Présentées au sein de la galerie Dutko, les quinze pièces ont été dessinées comme autant de supports aux singularités des roches. Choisies parmi les rebuts des carrières de Carrare - qui ont donné leurs noms aux pièces - les différentes typologies de mobilier se déclinent en marbre, granit et pierres calcaires. Fendues, sciées, percées ou plus grossièrement arrachées d’un autre bloc, les pierres portent les stigmates de leur exploitation. Plus que le veinage ou la granulométrie de la roche, ce sont les conséquences de l'extraction qui servent de point de départ à l'architecte qui adapte son dessin aux accidents d’origine humaine. « Je conçois et découpe les blocs pour mettre en exergue les parties les plus brutales. » Des aspérités dans les masses que l’architecte encadre ou souligne avec « l’exactitude et la finesse de l’acier microsablé et du verre ». Une recherche d’équilibre née de la confrontation des matériaux et de leur association, par vissage ou encastrement. Si la collection a été réalisée « comme un hobby, pour penser à autre chose », elle fait évidemment écho aux principes constructifs utilisés par l'architecte dans certains projets. Et parmi eux, une future usine aéronautique prochainement livrée par l’agence à Toulouse confie Jean-Michel Wilmotte.

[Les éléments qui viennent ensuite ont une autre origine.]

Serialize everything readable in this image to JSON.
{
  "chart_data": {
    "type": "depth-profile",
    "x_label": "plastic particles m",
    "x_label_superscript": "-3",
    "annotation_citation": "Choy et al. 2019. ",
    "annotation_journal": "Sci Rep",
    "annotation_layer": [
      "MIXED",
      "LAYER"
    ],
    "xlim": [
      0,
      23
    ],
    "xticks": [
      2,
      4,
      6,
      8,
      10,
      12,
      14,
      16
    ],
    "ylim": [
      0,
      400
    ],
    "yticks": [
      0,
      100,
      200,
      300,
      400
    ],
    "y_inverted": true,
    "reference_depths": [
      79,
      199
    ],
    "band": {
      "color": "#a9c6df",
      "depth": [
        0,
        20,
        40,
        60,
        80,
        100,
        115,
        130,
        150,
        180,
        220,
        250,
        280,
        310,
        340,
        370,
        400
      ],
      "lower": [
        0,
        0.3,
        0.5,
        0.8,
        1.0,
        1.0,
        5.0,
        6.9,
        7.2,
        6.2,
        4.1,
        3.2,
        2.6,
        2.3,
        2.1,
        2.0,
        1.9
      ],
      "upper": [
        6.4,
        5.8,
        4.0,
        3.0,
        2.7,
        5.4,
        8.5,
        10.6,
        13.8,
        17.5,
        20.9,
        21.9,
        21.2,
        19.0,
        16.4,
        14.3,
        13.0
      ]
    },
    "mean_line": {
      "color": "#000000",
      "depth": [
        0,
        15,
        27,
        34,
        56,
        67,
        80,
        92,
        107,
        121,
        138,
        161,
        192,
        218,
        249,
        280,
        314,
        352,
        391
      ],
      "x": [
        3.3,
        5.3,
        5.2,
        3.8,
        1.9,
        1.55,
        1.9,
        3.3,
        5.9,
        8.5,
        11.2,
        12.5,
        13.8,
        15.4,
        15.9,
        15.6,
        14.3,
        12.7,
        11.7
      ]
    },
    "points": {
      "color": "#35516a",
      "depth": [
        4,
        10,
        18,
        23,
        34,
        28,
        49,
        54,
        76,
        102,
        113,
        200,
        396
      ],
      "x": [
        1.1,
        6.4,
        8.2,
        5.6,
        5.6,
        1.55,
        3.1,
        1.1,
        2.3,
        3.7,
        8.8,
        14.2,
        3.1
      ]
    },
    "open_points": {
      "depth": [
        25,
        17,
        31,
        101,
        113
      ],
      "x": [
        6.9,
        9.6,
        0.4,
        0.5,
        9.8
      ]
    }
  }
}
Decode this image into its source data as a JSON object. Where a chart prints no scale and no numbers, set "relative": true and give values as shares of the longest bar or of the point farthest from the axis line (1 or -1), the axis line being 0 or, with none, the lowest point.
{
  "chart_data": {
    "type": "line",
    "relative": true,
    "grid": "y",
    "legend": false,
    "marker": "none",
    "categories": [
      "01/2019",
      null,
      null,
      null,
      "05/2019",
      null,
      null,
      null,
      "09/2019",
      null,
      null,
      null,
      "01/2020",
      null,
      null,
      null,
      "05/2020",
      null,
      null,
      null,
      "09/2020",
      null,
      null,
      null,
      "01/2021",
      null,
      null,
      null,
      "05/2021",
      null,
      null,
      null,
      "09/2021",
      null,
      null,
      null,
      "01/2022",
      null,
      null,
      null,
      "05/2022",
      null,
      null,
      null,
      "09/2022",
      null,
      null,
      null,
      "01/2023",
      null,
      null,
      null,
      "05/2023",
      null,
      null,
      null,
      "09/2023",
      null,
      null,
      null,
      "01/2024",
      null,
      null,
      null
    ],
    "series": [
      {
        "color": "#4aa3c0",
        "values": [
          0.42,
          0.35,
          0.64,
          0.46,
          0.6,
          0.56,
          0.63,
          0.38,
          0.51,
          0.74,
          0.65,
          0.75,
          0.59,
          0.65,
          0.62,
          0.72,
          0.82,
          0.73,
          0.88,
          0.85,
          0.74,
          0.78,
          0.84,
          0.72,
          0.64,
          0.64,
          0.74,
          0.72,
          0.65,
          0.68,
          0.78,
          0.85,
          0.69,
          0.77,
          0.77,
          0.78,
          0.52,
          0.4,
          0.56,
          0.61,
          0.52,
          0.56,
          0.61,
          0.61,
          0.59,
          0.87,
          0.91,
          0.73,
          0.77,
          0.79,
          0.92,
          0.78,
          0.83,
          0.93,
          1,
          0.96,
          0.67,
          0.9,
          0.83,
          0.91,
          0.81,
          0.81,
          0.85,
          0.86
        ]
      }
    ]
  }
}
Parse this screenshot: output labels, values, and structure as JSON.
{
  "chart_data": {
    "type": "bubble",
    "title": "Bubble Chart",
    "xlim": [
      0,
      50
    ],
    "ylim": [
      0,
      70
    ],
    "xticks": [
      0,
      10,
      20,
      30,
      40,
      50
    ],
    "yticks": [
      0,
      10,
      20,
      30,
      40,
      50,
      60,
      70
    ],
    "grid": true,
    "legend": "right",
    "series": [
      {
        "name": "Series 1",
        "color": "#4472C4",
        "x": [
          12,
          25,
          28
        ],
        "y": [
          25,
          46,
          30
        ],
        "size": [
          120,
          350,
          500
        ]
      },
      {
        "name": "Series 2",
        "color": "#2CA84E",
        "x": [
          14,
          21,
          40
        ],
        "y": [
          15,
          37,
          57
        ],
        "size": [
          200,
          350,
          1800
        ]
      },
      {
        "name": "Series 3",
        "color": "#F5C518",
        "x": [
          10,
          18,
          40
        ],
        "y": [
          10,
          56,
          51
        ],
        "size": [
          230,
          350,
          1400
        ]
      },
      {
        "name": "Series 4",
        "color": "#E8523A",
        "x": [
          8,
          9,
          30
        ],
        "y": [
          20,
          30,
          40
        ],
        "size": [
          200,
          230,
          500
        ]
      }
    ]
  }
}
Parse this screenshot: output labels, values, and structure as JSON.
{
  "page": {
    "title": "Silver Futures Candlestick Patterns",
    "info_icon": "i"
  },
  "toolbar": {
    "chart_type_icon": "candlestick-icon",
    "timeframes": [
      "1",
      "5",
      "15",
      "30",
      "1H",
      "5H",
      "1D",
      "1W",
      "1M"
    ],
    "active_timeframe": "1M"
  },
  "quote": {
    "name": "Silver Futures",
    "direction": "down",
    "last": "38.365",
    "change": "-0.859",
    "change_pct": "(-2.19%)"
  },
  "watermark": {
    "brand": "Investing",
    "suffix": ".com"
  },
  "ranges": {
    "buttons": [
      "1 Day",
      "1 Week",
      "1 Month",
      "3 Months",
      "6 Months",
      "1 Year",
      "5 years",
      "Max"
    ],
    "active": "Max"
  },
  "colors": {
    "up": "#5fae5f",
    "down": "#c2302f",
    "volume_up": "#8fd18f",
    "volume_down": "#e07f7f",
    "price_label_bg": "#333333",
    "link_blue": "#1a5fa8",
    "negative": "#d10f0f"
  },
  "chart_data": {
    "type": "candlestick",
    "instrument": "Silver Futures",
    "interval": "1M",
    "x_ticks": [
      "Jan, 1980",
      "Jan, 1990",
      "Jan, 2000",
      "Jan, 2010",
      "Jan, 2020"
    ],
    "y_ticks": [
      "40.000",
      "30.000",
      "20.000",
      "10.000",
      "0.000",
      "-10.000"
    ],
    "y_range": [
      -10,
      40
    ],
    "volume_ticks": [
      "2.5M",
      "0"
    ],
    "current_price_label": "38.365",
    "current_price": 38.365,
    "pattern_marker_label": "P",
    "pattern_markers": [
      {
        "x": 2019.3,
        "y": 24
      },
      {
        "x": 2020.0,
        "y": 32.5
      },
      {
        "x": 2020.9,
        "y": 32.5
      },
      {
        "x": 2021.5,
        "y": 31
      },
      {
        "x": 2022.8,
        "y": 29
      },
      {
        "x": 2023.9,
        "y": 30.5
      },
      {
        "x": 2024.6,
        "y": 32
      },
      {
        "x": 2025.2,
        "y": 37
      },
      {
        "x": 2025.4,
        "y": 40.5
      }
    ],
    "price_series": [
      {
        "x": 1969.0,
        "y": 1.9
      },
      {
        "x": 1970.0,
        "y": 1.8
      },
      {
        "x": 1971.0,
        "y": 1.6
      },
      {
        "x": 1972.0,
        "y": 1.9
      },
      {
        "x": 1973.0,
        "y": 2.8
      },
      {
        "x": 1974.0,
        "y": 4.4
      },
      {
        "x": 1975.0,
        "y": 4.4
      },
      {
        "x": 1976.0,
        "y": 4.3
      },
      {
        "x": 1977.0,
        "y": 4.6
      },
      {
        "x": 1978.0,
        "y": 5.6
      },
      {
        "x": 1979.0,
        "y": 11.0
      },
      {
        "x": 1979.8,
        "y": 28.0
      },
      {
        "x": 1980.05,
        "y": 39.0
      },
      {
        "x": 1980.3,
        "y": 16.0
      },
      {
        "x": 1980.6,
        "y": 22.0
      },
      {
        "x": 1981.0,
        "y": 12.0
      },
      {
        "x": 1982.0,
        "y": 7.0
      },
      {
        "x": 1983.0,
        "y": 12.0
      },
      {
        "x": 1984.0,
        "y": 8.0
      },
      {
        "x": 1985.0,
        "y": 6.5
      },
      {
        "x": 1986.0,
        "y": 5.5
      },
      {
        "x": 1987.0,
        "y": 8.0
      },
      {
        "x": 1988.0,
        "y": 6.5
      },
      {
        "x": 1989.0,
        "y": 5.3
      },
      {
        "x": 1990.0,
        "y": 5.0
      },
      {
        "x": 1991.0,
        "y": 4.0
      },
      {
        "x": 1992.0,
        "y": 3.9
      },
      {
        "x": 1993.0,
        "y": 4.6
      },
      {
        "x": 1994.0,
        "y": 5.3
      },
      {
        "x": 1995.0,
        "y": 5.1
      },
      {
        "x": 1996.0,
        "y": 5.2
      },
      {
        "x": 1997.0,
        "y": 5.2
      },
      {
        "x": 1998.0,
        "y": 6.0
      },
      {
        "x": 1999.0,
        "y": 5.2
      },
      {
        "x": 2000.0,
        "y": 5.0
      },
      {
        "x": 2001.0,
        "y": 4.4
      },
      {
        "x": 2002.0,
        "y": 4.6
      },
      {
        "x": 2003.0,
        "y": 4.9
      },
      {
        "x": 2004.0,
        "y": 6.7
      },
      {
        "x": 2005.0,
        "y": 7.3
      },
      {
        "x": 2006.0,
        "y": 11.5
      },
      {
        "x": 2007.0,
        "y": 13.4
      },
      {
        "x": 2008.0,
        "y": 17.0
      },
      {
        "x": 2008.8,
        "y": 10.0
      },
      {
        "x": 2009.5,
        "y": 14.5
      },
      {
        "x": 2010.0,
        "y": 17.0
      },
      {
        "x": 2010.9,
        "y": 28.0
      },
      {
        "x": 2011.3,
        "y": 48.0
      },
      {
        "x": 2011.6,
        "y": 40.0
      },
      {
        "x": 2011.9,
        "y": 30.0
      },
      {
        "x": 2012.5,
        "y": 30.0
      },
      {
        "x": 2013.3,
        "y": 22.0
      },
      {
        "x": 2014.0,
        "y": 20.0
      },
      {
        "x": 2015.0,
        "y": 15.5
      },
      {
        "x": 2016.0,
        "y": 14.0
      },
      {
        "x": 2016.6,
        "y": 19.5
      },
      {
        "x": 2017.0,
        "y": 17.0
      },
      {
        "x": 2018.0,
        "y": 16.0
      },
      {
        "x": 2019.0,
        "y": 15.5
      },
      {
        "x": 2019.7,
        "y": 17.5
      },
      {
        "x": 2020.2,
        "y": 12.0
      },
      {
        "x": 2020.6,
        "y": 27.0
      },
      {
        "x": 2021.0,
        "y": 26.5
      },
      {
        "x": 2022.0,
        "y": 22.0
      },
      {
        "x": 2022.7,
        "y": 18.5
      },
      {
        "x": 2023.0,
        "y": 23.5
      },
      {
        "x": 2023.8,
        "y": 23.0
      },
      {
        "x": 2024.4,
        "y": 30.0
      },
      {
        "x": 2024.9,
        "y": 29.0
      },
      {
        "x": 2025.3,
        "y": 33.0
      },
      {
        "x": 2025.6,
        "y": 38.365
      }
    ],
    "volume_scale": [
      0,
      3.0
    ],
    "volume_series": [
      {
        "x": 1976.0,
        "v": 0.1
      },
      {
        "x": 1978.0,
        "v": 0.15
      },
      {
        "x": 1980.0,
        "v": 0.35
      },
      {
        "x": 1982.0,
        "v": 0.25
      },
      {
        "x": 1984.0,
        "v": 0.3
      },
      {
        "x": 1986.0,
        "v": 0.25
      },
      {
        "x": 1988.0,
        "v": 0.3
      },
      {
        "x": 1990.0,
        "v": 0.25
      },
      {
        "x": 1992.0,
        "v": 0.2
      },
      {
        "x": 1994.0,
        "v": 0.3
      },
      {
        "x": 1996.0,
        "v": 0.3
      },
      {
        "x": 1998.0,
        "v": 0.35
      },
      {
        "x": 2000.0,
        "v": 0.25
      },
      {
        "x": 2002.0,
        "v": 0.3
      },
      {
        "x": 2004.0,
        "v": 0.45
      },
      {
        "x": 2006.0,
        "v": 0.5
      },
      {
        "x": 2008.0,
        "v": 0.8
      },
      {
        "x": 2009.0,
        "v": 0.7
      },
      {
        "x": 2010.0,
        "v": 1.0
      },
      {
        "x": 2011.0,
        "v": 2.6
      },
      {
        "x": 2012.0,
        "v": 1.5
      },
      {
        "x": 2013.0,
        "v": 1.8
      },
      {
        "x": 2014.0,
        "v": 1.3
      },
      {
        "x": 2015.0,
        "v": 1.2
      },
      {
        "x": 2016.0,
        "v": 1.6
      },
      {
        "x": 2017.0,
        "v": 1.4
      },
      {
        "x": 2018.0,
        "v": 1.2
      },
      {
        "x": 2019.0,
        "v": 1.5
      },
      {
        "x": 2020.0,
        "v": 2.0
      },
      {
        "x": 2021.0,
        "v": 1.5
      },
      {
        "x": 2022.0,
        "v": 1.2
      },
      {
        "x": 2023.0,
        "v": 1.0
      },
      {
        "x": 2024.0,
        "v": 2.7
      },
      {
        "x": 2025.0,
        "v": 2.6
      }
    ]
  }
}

Exposition Rockstone - Jean-Michel Wilmotte - Galerie Dutko © Edouard Brane

Une collection en résonance

Initiée conjointement par le galeriste Jean-Jacques Dutko et Jean-Michel Wilmotte, la collection, ode à l’imperfection des masses naturelles et à la précision des lignes manufacturées, s’inscrit en résonance avec l'œuvre de Jean-Pierre Pincemin. Contemporain de l’architecte qui le collectionne, le peintre se distingue par un travail des trames et des aplats nuancés. Une approche de la peinture moderne qui entre donc naturellement en dialogue avec Rockstone. Deux manières de concevoir les volumes, mais un même goût pour la création et ses déclinaisons. Forme d’évolution libre et intuitive de sa précédente exposition, Doppia V, la collection présentée jusqu'au 31 mai par l’architecte est avant tout le fruit d’une démarche prospective et intuitive de la matière. Une forme de cycle que Jean-Michel Wilmotte envisage de compléter avec une dernière collection dédiée à la roche et la couleur.

Exposition Rockstone by Jean-Michel Wilmotte à découvrir jusqu'au 31 mai 2026 à la Galerie Dutko, 17 quai Voltaire, 75007 Paris.